The explosive growth of social media means portrait editing and retouching are in high demand. While portraits are commonly captured and stored as raster images, editing raster images is non-trivial and requires the user to be highly skilled. Aiming at developing intuitive and easy-to-use portrait editing tools, we propose a novel vectorization method that can automatically convert raster images into a 3-tier hierarchical representation. The base layer consists of a set of sparse diffusion curves (DCs) which characterize salient geometric features and low-frequency colors, providing a means for semantic color transfer and facial expression editing. The middle level encodes specular highlights and shadows as large, editable Poisson regions (PRs) and allows the user to directly adjust illumination by tuning the strength and changing the shapes of PRs. The top level contains two types of pixel-sized PRs for high-frequency residuals and fine details such as pimples and pigmentation. We train a deep generative model that can produce high-frequency residuals automatically. Thanks to the inherent meaning in vector primitives, editing portraits becomes easy and intuitive. In particular, our method supports color transfer, facial expression editing, highlight and shadow editing, and automatic retouching. To quantitatively evaluate the results, we extend the commonly used FLIP metric (which measures color and feature differences between two images) to consider illumination. The new metric, illumination-sensitive FLIP, can effectively capture salient changes in color transfer results, and is more consistent with human perception than FLIP and other quality measures for portrait images. We evaluate our method on the FFHQR dataset and show it to be effective for common portrait editing tasks, such as retouching, light editing, color transfer, and expression editing.

Abstract Image

查看原文本刊更多论文

面部图像的分层矢量化

社交媒体的爆炸式增长意味着对肖像编辑和润饰的需求很大。虽然人像通常以光栅图像的形式采集和存储，但编辑光栅图像并非易事，需要用户具备高超的技能。为了开发直观易用的肖像编辑工具，我们提出了一种新颖的矢量化方法，可自动将光栅图像转换为三层分级表示。底层由一组稀疏的扩散曲线（DC）组成，这些曲线描述了突出的几何特征和低频色彩，为语义色彩转换和面部表情编辑提供了一种手段。中间层将镜面高光和阴影编码为大型、可编辑的泊松区域（PR），用户可以通过调整泊松区域的强度和形状直接调整光照度。顶层包含两类像素大小的 PR，分别用于处理高频残差以及痘痘和色素沉着等精细细节。我们训练的深度生成模型可以自动生成高频残差。得益于矢量基元的固有意义，人像编辑变得简单而直观。特别是，我们的方法支持色彩转换、面部表情编辑、高光和阴影编辑以及自动修饰。为了定量评估结果，我们扩展了常用的 FLIP 指标（用于测量两幅图像之间的颜色和特征差异），将光照也考虑在内。新指标--光照敏感 FLIP 能有效捕捉色彩转换结果中的显著变化，与 FLIP 和其他人像图像质量指标相比，更符合人类的感知。我们在 FFHQR 数据集上对我们的方法进行了评估，结果表明它对常见的人像编辑任务，如修饰、光线编辑、色彩转换和表情编辑等都很有效。

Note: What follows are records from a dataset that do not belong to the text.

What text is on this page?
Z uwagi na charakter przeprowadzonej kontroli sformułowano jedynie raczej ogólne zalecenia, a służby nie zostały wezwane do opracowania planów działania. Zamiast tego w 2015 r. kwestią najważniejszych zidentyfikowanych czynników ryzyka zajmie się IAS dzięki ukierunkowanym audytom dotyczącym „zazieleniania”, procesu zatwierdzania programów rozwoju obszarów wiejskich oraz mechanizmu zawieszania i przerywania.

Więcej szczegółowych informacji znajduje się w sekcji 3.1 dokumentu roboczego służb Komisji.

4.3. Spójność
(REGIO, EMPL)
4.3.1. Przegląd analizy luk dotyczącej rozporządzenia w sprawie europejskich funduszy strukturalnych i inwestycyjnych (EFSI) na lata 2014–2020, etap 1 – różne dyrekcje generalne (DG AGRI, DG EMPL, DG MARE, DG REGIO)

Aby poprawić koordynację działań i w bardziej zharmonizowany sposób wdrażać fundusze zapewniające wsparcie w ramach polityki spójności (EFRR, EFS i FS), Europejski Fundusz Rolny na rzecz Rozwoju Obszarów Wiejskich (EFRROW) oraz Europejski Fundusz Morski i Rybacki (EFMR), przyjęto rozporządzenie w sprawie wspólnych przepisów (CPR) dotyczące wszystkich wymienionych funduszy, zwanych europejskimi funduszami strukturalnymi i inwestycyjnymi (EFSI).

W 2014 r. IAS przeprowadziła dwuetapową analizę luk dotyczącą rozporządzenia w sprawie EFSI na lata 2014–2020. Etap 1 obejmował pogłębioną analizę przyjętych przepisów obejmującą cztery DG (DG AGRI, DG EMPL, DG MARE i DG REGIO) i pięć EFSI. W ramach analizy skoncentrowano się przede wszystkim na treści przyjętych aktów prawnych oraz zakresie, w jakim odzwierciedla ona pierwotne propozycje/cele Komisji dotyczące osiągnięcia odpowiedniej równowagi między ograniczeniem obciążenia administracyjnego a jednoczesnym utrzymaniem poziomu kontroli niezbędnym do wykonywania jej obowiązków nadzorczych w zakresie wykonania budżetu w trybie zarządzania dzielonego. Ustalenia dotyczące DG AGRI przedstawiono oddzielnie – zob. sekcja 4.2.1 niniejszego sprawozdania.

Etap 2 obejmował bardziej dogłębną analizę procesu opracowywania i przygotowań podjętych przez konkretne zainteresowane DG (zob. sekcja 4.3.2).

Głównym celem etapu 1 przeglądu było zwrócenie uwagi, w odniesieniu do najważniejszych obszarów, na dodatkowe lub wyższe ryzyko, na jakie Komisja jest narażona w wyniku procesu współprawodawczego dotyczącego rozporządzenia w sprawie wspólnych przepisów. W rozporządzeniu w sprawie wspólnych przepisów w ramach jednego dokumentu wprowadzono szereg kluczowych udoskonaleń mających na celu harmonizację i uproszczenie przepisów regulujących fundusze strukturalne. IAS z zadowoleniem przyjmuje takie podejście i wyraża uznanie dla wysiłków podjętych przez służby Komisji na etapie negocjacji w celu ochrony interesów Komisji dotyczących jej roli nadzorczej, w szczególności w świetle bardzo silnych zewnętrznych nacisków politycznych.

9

本文章由计算机程序翻译，如有差异，请以英文原文为准。

求助全文

约1分钟内获得全文求助全文

来源期刊

Computational Visual Media Computer Science-Computer Graphics and Computer-Aided Design

CiteScore

16.90

自引率

5.80%

发文量

243

审稿时长

6 weeks

期刊介绍： Computational Visual Media is a peer-reviewed open access journal. It publishes original high-quality research papers and significant review articles on novel ideas, methods, and systems relevant to visual media. Computational Visual Media publishes articles that focus on, but are not limited to, the following areas: • Editing and composition of visual media • Geometric computing for images and video • Geometry modeling and processing • Machine learning for visual media • Physically based animation • Realistic rendering • Recognition and understanding of visual media • Visual computing for robotics • Visualization and visual analytics Other interdisciplinary research into visual media that combines aspects of computer graphics, computer vision, image and video processing, geometric computing, and machine learning is also within the journal''s scope. This is an open access journal, published quarterly by Tsinghua University Press and Springer. The open access fees (article-processing charges) are fully sponsored by Tsinghua University, China. Authors can publish in the journal without any additional charges.